KQEQ
- Fresno, California; United States;
- Broadcast area: Fresno area
- Frequency: 1210 kHz

Programming
- Format: South Asian

Ownership
- Owner: Charanjit Singh Batth; (Akal Broadcasting Corporation);

History
- First air date: 1962
- Former call signs: KLIP (1962–1989); KRGO (1989–1995);

Technical information
- Licensing authority: FCC
- Facility ID: 33252
- Class: B
- Power: 5,000 watts (day); 370 watts (night);
- Transmitter coordinates: 36°46′13.8″N 119°55′23.5″W﻿ / ﻿36.770500°N 119.923194°W (day); 36°39′36.8″N 119°41′4.5″W﻿ / ﻿36.660222°N 119.684583°W (night);

Links
- Public license information: Public file; LMS;
- Website: radiopunjab.ca

= KQEQ =

Radio station in Fowler, California

KQEQ (1210 AM) is a South Asian radio station licensed to Fowler, California, United States, and serving the Fresno area.
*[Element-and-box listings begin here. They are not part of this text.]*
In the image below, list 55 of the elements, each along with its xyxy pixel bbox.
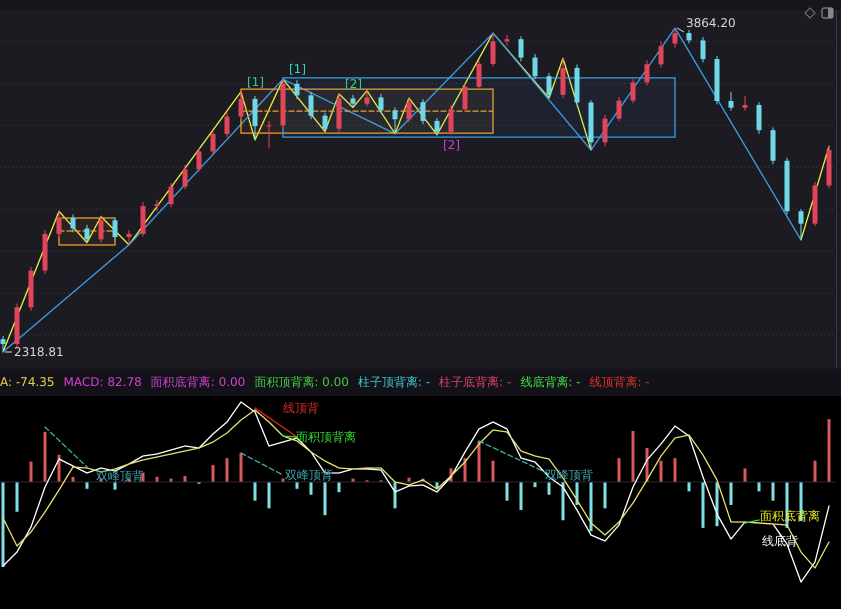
- bar: [632, 431, 634, 482]
- bar: [590, 482, 592, 532]
- annotation: [2]: [345, 76, 362, 91]
- text: 柱子底背离: -: [439, 375, 512, 389]
- bar: [212, 465, 214, 482]
- text: A: -74.35: [0, 375, 55, 389]
- bar: [394, 482, 396, 508]
- text: 线底背离: -: [520, 375, 580, 389]
- bar: [660, 460, 662, 482]
- annotation: 3864.20: [686, 16, 736, 30]
- bar: [520, 482, 522, 510]
- bar: [702, 482, 704, 528]
- bar: [58, 454, 60, 482]
- bar: [324, 482, 326, 516]
- annotation: 面积顶背离: [296, 430, 356, 444]
- bar: [296, 482, 298, 489]
- bar: [744, 468, 746, 482]
- bar: [506, 482, 508, 501]
- bar: [828, 419, 830, 482]
- text: 线顶背离: -: [589, 375, 650, 389]
- bar: [492, 460, 494, 482]
- text: 面积顶背离: 0.00: [254, 375, 349, 389]
- bar: [772, 482, 774, 501]
- bar: [86, 482, 88, 489]
- bar: [674, 458, 676, 482]
- annotation: [1]: [247, 74, 264, 89]
- bar: [464, 458, 466, 482]
- bar: [310, 482, 312, 495]
- bar: [562, 482, 564, 520]
- annotation: 2318.81: [14, 345, 64, 359]
- bar: [758, 482, 760, 492]
- bar: [44, 432, 46, 482]
- bar: [184, 476, 186, 482]
- annotation: [1]: [289, 62, 306, 76]
- text: MACD: 82.78: [64, 375, 142, 389]
- bar: [114, 482, 116, 490]
- annotation: [2]: [443, 138, 460, 152]
- bar: [730, 482, 732, 505]
- bar: [478, 441, 480, 482]
- bar: [2, 482, 4, 567]
- bar: [604, 482, 606, 508]
- text: 柱子顶背离: -: [358, 375, 430, 389]
- text: 面积底背离: 0.00: [150, 375, 246, 389]
- annotation: 线顶背: [283, 401, 319, 415]
- bar: [338, 482, 340, 492]
- bar: [618, 458, 620, 482]
- bar: [548, 482, 550, 495]
- bar: [16, 482, 18, 512]
- bar: [814, 460, 816, 482]
- bar: [688, 482, 690, 492]
- bar: [254, 482, 256, 501]
- bar: [226, 458, 228, 482]
- bar: [240, 453, 242, 482]
- bar: [268, 482, 270, 508]
- bar: [30, 462, 32, 482]
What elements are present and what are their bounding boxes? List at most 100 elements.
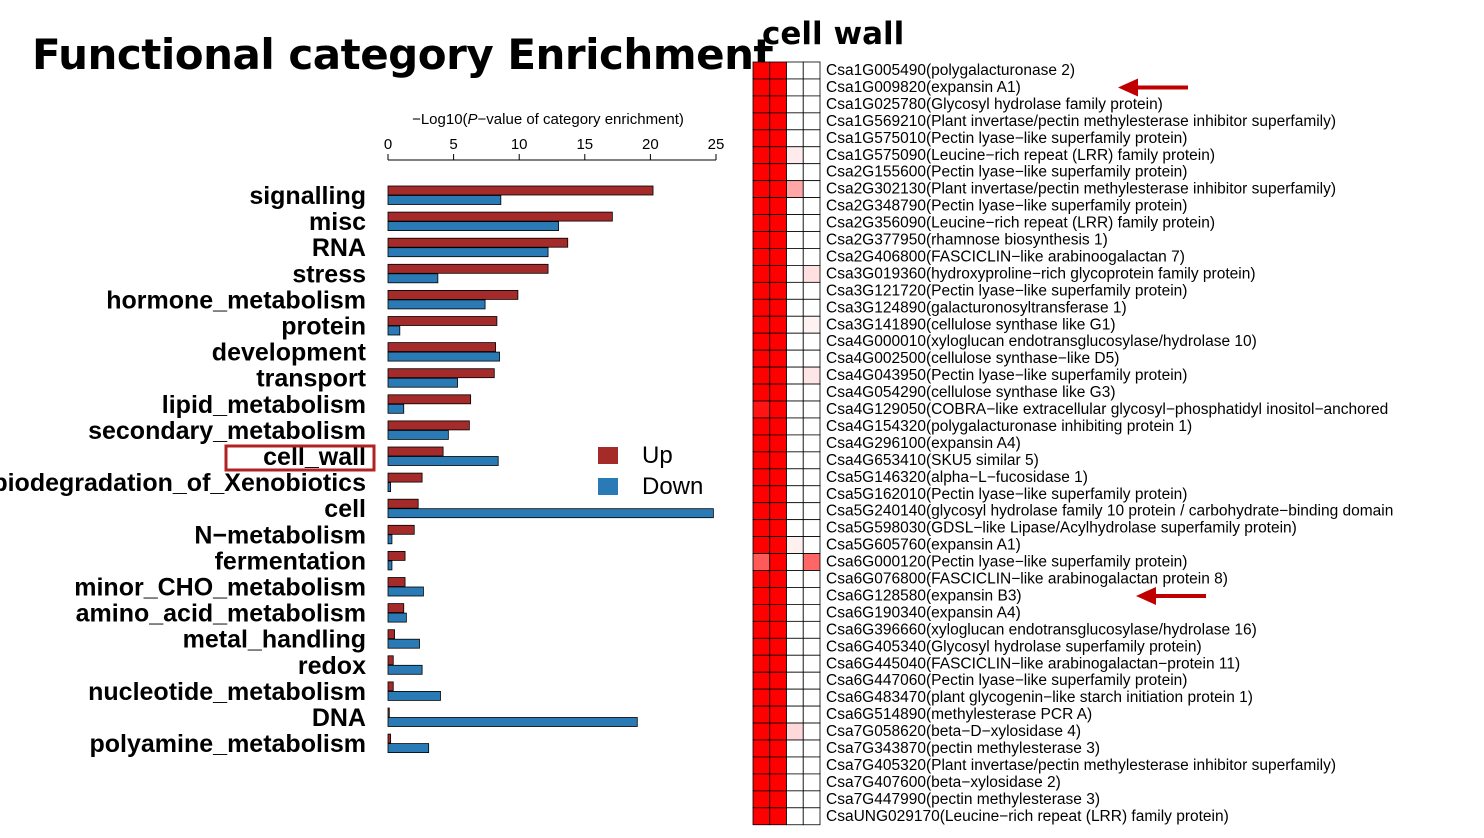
x-tick-label: 0 xyxy=(384,136,392,153)
heatmap-cell xyxy=(752,790,771,809)
heatmap-cell xyxy=(802,78,821,97)
bar-down xyxy=(387,612,407,623)
slide-title: Functional category Enrichment xyxy=(32,30,774,79)
heatmap-cell xyxy=(769,553,787,571)
heatmap-cell xyxy=(802,214,821,232)
heatmap-cell xyxy=(786,248,804,266)
heatmap-cell xyxy=(802,756,821,775)
bar-up xyxy=(387,446,444,457)
gene-label: Csa3G019360(hydroxyproline−rich glycopro… xyxy=(826,265,1255,282)
heatmap-cell xyxy=(752,671,771,690)
heatmap-cell xyxy=(752,197,771,215)
heatmap-cell xyxy=(802,197,821,215)
heatmap-cell xyxy=(786,739,804,758)
heatmap-cell xyxy=(802,773,821,792)
heatmap-cell xyxy=(786,722,804,741)
heatmap-cell xyxy=(752,400,771,419)
heatmap-cell xyxy=(752,637,771,656)
heatmap-cell xyxy=(769,281,787,300)
heatmap-cell xyxy=(752,756,771,775)
gene-label: Csa2G377950(rhamnose biosynthesis 1) xyxy=(826,232,1108,249)
bar-up xyxy=(387,603,405,613)
heatmap-cell xyxy=(786,587,804,605)
category-label: hormone_metabolism xyxy=(106,286,366,314)
heatmap-cell xyxy=(802,807,821,826)
bar-up xyxy=(387,472,423,483)
category-label: development xyxy=(212,339,367,367)
cell-wall-highlight-box xyxy=(224,444,376,472)
heatmap-cell xyxy=(752,248,771,266)
heatmap-cell xyxy=(752,180,771,198)
bar-up xyxy=(387,289,519,300)
heatmap-cell xyxy=(752,349,771,368)
heatmap-cell xyxy=(769,756,787,775)
heatmap-cell xyxy=(802,434,821,453)
bar-down xyxy=(387,299,486,310)
legend-swatch-down xyxy=(598,478,618,495)
heatmap-cell xyxy=(769,417,787,436)
heatmap-cell xyxy=(802,604,821,622)
heatmap-cell xyxy=(802,790,821,809)
category-label: nucleotide_metabolism xyxy=(88,678,366,706)
heatmap-cell xyxy=(752,434,771,453)
gene-label: Csa6G396660(xyloglucan endotransglucosyl… xyxy=(826,621,1257,638)
heatmap-cell xyxy=(752,502,771,521)
heatmap-cell xyxy=(752,417,771,436)
bar-down xyxy=(387,195,502,205)
heatmap-cell xyxy=(786,78,804,97)
heatmap-cell xyxy=(802,163,821,182)
bar-down xyxy=(387,351,500,362)
gene-label: Csa1G569210(Plant invertase/pectin methy… xyxy=(826,113,1336,130)
heatmap-cell xyxy=(802,95,821,114)
category-label: polyamine_metabolism xyxy=(90,730,366,758)
heatmap-cell xyxy=(802,671,821,690)
x-tick-label: 5 xyxy=(449,136,457,153)
heatmap-cell xyxy=(802,570,821,588)
bar-down xyxy=(387,638,420,649)
heatmap-cell xyxy=(752,519,771,538)
heatmap-cell xyxy=(786,197,804,215)
bar-up xyxy=(387,707,390,718)
heatmap-cell xyxy=(786,756,804,775)
bar-up xyxy=(387,629,395,640)
bar-up xyxy=(387,185,654,196)
bar-down xyxy=(387,429,449,440)
heatmap-cell xyxy=(769,790,787,809)
heatmap-cell xyxy=(769,434,787,453)
category-label: cell xyxy=(324,495,366,523)
heatmap-cell xyxy=(752,281,771,300)
heatmap-cell xyxy=(769,214,787,232)
heatmap-cell xyxy=(752,332,771,351)
heatmap-cell xyxy=(752,264,771,283)
gene-label: Csa6G447060(Pectin lyase−like superfamil… xyxy=(826,672,1187,689)
heatmap-cell xyxy=(802,231,821,249)
heatmap-cell xyxy=(769,146,787,165)
heatmap-cell xyxy=(786,451,804,470)
category-label: metal_handling xyxy=(183,626,366,654)
heatmap-cell xyxy=(786,553,804,571)
heatmap-cell xyxy=(769,807,787,826)
gene-label: Csa4G129050(COBRA−like extracellular gly… xyxy=(826,401,1388,418)
heatmap-cell xyxy=(802,180,821,198)
bar-down xyxy=(387,325,401,336)
bar-up xyxy=(387,577,406,587)
heatmap-cell xyxy=(769,78,787,97)
heatmap-cell xyxy=(752,451,771,470)
heatmap-cell xyxy=(802,332,821,351)
heatmap-cell xyxy=(752,705,771,724)
bar-up xyxy=(387,551,406,561)
heatmap-cell xyxy=(769,536,787,554)
gene-label: Csa6G405340(Glycosyl hydrolase superfami… xyxy=(826,638,1202,655)
heatmap-cell xyxy=(752,146,771,165)
gene-label: Csa6G514890(methylesterase PCR A) xyxy=(826,706,1092,723)
heatmap-cell xyxy=(786,95,804,114)
gene-labels: Csa1G005490(polygalacturonase 2)Csa1G009… xyxy=(826,62,1393,825)
heatmap-cell xyxy=(786,519,804,538)
heatmap-cell xyxy=(752,468,771,487)
heatmap-cell xyxy=(769,485,787,504)
heatmap-cell xyxy=(769,620,787,639)
heatmap-cell xyxy=(802,637,821,656)
heatmap-cell xyxy=(769,570,787,588)
heatmap-cell xyxy=(802,519,821,538)
heatmap-cell xyxy=(802,468,821,487)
The station focuses on the local Indian and Pakistani communities, calling itself "Radio Punjab." On May 27, 2015, Spice Radio purchased the station from RAK Communications for $750,000. The purchase was consummated on November 25, 2015.

==History==
The station went on the air as KLIP in 1962. It broadcast on 1220 kHz after KRDU moved to 1130. Morris Mindel owned the station until his 1977 death; two years later, his estate sold the station to Frontier Communications, Inc. The call letters were changed to KRGO on March 20, 1989. On April 1, 1995, the station changed its call sign to KQEQ. The Hmong Radio (New Wave Broadcasting) Laotian language and Hmong language programming to serve America's largest Hmong and Laotian community. In September 2010, it was announced on the radio that the station was going to change to KGED 1680 AM in order to reach Hmong residents of Bakersfield and San Francisco more easily. From 2013–present KQEQ was a Spanish Christian format called Radio Guadalupe La Misionera 1210 AM.